Background
Package names without respective repositories are misleading. You can't reproduce selections from system A on system B simply with package names.
I'm in situation where this matters a lot.
Dumb .iso or .exe files downloaded from central servers on the Internet are more transparent and less ambiguous than *NIX and "smart" packages (especially RPM and DEB).
Just imagine to install thief1.com/setup.exe, thief2.com/setup.exe, thief3.com/setup.exe because yourbank.com/setup.exe failed...
It isn't enough to know thief1.com, thief2.com, thief3.com are present in your system. You need to know (somehow) that it was thief2.com/setup.exe.
Question
Is there any way to get a list of installed packages with their sources (origin, PPA)?

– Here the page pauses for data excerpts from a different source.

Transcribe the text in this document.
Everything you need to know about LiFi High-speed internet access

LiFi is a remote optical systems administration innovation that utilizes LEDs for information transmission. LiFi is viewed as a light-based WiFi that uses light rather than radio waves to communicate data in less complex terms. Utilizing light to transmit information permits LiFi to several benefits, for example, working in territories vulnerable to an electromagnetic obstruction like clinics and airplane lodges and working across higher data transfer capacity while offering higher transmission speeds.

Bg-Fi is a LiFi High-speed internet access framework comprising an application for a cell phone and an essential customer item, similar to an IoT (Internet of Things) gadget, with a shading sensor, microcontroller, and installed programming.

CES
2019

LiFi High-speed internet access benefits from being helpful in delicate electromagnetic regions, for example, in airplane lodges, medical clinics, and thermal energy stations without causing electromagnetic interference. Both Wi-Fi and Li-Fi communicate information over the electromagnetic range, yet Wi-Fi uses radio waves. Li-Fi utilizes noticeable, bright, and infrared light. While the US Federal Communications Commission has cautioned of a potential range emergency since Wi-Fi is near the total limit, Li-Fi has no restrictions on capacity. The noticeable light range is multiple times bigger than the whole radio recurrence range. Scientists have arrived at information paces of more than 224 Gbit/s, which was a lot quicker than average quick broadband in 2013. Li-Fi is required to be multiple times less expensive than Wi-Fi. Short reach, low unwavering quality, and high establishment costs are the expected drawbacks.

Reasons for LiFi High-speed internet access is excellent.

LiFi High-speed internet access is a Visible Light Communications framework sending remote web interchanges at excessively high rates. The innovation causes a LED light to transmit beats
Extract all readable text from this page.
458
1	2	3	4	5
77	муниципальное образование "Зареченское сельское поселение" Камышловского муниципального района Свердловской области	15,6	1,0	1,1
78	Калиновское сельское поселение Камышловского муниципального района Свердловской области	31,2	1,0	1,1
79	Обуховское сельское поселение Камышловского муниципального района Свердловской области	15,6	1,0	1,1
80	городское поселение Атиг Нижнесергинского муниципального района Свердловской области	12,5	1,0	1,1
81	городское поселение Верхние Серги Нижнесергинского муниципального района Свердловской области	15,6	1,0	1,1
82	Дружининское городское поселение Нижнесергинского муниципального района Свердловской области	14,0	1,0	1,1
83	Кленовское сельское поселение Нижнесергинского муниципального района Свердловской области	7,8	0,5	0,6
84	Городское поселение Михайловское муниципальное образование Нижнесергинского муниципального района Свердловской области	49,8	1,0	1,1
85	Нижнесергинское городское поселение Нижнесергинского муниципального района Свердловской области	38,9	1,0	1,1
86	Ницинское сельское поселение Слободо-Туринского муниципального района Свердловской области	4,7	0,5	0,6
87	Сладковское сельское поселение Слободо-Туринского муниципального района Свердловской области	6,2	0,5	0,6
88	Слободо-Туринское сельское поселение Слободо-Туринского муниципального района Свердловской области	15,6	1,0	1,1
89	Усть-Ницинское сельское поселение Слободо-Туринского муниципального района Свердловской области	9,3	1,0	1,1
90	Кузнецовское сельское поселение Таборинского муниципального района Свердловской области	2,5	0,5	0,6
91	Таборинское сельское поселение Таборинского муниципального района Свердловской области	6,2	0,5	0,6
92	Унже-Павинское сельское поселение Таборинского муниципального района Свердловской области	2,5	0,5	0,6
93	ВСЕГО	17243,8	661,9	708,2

Similar to these links for Ubuntu:
Ideally I also want versions too:
- https://packages.ubuntu.com/source/focal/htop/2.2.0-2build1
- https://packages.ubuntu.com/source/bionic/htop/2.1.0-3
I'm looking for an answer for any distro because I haven't heard of any way to do this anywhere. If you can do this for RPM/DEB somewhere that would be great. The best answer would be without preconfiguration, but I will also accept an answer with hacks and hooks to get job done.
Notes
- This question isn't about getting package source code.